Dozens of counties already have begun taking applications for concealed-gun permits because of last month’s ruling. But many others have held off because of the funding concerns cited by the Supreme Court.
Opponents of concealed guns had wanted the Supreme Court to hear arguments on additional reasons why the law allegedly violates the unfunded-mandate provisions of the Missouri Constitution.
The law, enacted when legislators overrode Gov. Bob Holden’s veto last September, allows most Missourians age 23 and older to receive concealed-gun permits from their county sheriffs after passing a firearms-training course and background check and paying a fee of up to $100.
In its original 5-2 decision, the Supreme County said the law allows the application fees to be used only for law-enforcement equipment and training — effectively barring use of the money to cover personnel costs or a $38 charge from the state Highway Patrol to check fingerprints.

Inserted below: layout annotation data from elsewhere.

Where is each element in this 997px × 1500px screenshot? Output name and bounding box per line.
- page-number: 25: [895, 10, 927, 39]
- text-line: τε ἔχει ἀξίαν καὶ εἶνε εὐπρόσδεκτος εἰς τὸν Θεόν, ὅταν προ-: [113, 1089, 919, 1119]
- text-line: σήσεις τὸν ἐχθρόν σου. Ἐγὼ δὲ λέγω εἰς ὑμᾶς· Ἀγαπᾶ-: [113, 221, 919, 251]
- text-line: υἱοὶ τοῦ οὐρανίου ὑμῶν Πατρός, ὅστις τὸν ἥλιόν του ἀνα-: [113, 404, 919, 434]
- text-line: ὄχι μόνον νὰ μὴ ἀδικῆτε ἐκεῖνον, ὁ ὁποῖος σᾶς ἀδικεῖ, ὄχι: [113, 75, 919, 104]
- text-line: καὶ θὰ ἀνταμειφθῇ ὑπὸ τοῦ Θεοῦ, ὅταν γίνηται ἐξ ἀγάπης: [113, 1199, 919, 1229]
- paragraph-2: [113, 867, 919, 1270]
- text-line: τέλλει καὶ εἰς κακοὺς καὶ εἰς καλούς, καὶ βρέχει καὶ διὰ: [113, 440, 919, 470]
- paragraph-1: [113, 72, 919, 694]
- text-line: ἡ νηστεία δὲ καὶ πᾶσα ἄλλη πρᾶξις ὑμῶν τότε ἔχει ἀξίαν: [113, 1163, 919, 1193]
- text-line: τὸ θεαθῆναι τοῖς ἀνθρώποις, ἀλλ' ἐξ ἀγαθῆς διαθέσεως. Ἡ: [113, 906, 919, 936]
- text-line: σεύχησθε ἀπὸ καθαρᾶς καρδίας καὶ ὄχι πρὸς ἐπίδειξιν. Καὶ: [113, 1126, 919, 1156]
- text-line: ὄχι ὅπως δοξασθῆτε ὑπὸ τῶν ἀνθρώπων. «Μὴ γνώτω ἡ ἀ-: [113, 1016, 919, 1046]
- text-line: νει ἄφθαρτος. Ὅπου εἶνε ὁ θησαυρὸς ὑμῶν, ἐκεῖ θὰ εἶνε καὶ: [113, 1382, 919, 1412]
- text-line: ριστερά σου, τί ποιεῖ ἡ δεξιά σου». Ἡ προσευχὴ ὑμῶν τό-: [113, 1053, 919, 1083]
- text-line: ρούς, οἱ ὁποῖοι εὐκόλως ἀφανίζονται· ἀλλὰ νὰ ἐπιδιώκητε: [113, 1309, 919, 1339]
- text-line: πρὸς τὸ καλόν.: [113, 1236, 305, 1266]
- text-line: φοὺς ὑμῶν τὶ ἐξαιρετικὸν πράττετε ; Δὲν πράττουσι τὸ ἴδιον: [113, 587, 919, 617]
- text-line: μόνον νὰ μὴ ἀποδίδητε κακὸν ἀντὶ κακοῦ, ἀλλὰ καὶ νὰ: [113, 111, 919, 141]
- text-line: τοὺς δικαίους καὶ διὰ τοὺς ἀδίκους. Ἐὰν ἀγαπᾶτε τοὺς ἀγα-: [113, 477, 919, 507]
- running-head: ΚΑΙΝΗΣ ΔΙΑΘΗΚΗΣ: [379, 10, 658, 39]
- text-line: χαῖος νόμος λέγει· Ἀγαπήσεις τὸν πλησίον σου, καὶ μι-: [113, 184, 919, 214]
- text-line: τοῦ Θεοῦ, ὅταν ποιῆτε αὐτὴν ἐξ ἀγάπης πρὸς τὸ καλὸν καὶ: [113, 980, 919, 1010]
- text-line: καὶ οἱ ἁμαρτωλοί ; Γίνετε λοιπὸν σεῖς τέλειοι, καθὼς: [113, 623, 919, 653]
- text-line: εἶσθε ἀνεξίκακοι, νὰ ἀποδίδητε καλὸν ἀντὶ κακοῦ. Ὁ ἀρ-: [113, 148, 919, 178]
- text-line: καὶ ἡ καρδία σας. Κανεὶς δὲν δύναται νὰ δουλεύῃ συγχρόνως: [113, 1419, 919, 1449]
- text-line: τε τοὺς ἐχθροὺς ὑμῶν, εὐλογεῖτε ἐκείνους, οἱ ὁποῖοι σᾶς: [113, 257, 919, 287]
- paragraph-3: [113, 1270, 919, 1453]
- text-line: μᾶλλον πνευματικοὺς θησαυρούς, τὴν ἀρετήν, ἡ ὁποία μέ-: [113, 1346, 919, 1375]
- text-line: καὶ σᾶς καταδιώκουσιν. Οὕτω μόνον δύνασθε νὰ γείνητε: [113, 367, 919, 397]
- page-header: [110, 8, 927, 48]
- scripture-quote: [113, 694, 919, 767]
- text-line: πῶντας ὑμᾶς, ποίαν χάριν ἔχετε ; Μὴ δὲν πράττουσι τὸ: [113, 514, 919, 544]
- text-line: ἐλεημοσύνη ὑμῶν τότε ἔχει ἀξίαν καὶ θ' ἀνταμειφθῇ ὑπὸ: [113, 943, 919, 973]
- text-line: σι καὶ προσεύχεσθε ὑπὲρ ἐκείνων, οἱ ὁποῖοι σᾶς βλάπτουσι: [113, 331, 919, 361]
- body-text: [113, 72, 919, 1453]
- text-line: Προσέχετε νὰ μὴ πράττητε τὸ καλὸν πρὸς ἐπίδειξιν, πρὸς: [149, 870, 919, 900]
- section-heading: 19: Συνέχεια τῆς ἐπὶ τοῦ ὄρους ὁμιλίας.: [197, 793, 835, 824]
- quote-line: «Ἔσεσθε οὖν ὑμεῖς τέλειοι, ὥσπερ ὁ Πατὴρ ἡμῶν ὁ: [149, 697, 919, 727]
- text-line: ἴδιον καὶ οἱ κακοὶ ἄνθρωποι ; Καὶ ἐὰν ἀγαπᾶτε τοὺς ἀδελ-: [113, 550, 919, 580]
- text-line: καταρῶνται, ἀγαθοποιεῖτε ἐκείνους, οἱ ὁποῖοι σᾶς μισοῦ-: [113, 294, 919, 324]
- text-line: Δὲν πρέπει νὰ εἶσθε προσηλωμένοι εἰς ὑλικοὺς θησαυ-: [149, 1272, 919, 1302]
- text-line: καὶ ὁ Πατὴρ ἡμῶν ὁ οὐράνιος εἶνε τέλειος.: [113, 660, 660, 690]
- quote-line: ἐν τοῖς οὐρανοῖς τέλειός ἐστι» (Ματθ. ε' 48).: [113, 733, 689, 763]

The Supreme Court said the restrictions violated the unfunded-mandate prohibition in the Hancock Amendment to the Missouri Constitution.
But the court majority also noted that the plaintiffs had not raised the question of whether the provision for a local fee met the constitutional requirement for “full state financing” for the sheriffs’ new activities. Consequently, the majority said it wasn’t addressing that issue.